La ciudad era un caos; los autos, a vuelta de rueda; los agentes de tránsito, insuficientes e incapaces de controlar la situación; los automovilistas, con el ánimo crispado y la mirada de odio. Y yo, hecho añicos por la desesperación, el estrés y ese maldito dolor de espalda –producto de dos discos herniados, en la última vértebra lumbar y en la primera sacra-- que me asalta en situaciones de crisis.
Cómo no despotricar contra López Obrador. Compartí el ánimo antipeje que supuraban las estaciones de radio. De regreso en la oficina, el ambiente era igual. En los compañeros de trabajo vi desencanto, enojo, sorpresa. Entre broma y veras, discutíamos. Qué manera de echarse a la gente encima, aun a sus seguidores. Qué forma de acabar con su capital político. Qué ganas de acabar con un movimiento genuino. Si “la derecha” apostaba a que minara el ánimo lopezobradorista, él está contribuyendo de manera contundente a acabarlo. “¿Volverían a votar por López Obrador?”, preguntó alguien en la redacción. Y una voz lacónica espetó: “Yo, ¡ni madres!”. Claro, todos soltamos la carcajada. Pero el ánimo era ese. Nos preguntábamos ¿qué sigue, tomar el aeropuerto? ¿Las estaciones eléctricas, para amagar con apagones? ¿Los pozos petroleros? ¿Las plazas públicas? ¿Más vialidades primarias? No. No puede ser. Esa no es la resistencia “pacífica” que se nos había prometido y que compartíamos ante el noble fin de limpiar la elección para tener una presidencia legítima, incuestionable.

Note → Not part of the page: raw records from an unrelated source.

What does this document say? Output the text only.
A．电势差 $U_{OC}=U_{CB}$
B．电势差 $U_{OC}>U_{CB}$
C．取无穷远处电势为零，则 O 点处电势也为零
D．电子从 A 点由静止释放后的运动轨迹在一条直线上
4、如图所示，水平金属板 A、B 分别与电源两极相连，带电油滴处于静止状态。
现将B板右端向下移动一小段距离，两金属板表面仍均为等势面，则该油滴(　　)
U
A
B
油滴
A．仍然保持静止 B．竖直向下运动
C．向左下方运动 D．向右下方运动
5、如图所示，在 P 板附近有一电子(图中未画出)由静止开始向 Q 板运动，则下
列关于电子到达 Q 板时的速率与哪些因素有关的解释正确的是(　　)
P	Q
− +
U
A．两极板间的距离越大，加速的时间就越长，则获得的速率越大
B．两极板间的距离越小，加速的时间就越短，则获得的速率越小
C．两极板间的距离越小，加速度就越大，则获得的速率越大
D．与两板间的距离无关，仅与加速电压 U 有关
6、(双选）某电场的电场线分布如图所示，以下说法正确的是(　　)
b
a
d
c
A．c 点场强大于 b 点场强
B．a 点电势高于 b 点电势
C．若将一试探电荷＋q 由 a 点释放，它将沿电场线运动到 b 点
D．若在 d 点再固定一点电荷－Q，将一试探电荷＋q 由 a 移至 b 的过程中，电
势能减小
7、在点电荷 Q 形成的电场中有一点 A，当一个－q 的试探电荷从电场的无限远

Afortunadamente, al paso de los días se han ido aclarando las cosas. El berrinche generalizado del lunes ha ido quedando en enojo o en actitudes histéricas, cacerolistas, de quienes están contra López Obrador.
Pasan las horas y cada quién va quedando en su lugar. Con todo y que ya el tránsito es más fluido en la ciudad --de manera sorprendente Seguridad Pública ha ido controlando el flujo vehicular--, la histeria persiste. Voces intelectuales se levantan, se rasgan las vestiduras. Mucha gente se hace eco de la bilis que derraman los comentaristas televisivos y radiofónicos. Líderes de comerciantes la emprenden contra López Obrador y contra Encinas. Hasta quieren que renuncie, que desaparezcan poderes en la capital de la República.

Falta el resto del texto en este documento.